In memory of my grandmother

I am pretty sure your granny didn’t weigh her ingredients, I know mine didn’t, it was a flick of a wrist here, a pinch of this, a sprinkling of that all resulting in comfort food at it’s very best, served by a voluminous little old lady with the scent of the kitchen forever about her person. Generous, loving, giving.
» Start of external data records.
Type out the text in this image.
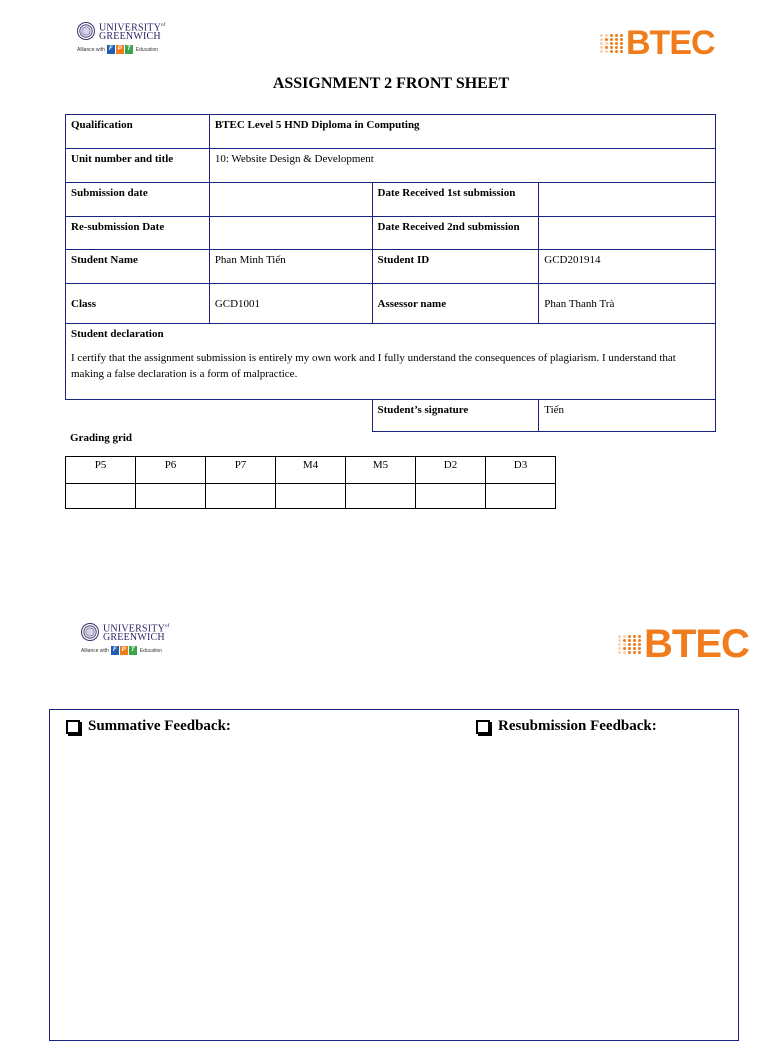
$UNIVERSITY^{of}$
GREENWICH
Alliance with F P T	Education	BTEC
ASSIGNMENT 2 FRONT SHEET
Qualification	BTEC Level 5 HND Diploma in Computing		
Unit number and title	10: Website Design & Development		
Submission date		Date Received 1st submission	
Re-submission Date		Date Received 2nd submission	
Student Name	Phan Minh Tiến	Student ID	GCD201914
Class	GCD1001	Assessor name	Phan Thanh Trà

Student declaration
I certify that the assignment submission is entirely my own work and I fully understand the consequences of plagiarism. I understand that making a false declaration is a form of malpractice.			

		Student’s signature	Tiến
Grading grid
P5	P6	P7	M4	M5	D2	D3

$UNIVERSITY^{of}$
GREENWICH
Alliance with F P T	Education	BTEC
Summative Feedback:	Resubmission Feedback:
At night I remember granny sitting at the foot of my bed to sing me to sleep, I remember the dark room,  and the orange halo around the street-lamp in the small park outside the window, the streaks of light casting shadows on the bed-covers, I remember her as she sat there on a chair in her old house-dress, a bulky comforting presence in the dark and how she would raise her fragile voice and sing me to sleep often a rendition of a 18-19th century Swiss folk song:  “Han an nem Ort es Blüemli gseh” – In a place I saw a flower – the song a lament about a flower, that is coveted with all the singer’s heart, but which belongs to another.  The song ends –  when once I am dead and gone and the flower too is withered, I beg you please to lay the flower  upon my grave, and the chorus is “oh my flower, I want, I want so much to be with you” . A lot of my granny’s songs took place in the graveyard, maybe reflecting 19th century sensibilities? She was born in 1888…. Her singing moved me then, the earnestness, and the devotion with which she sang, her voice high and wavering, the memory still moves me now so many many years after her passing away.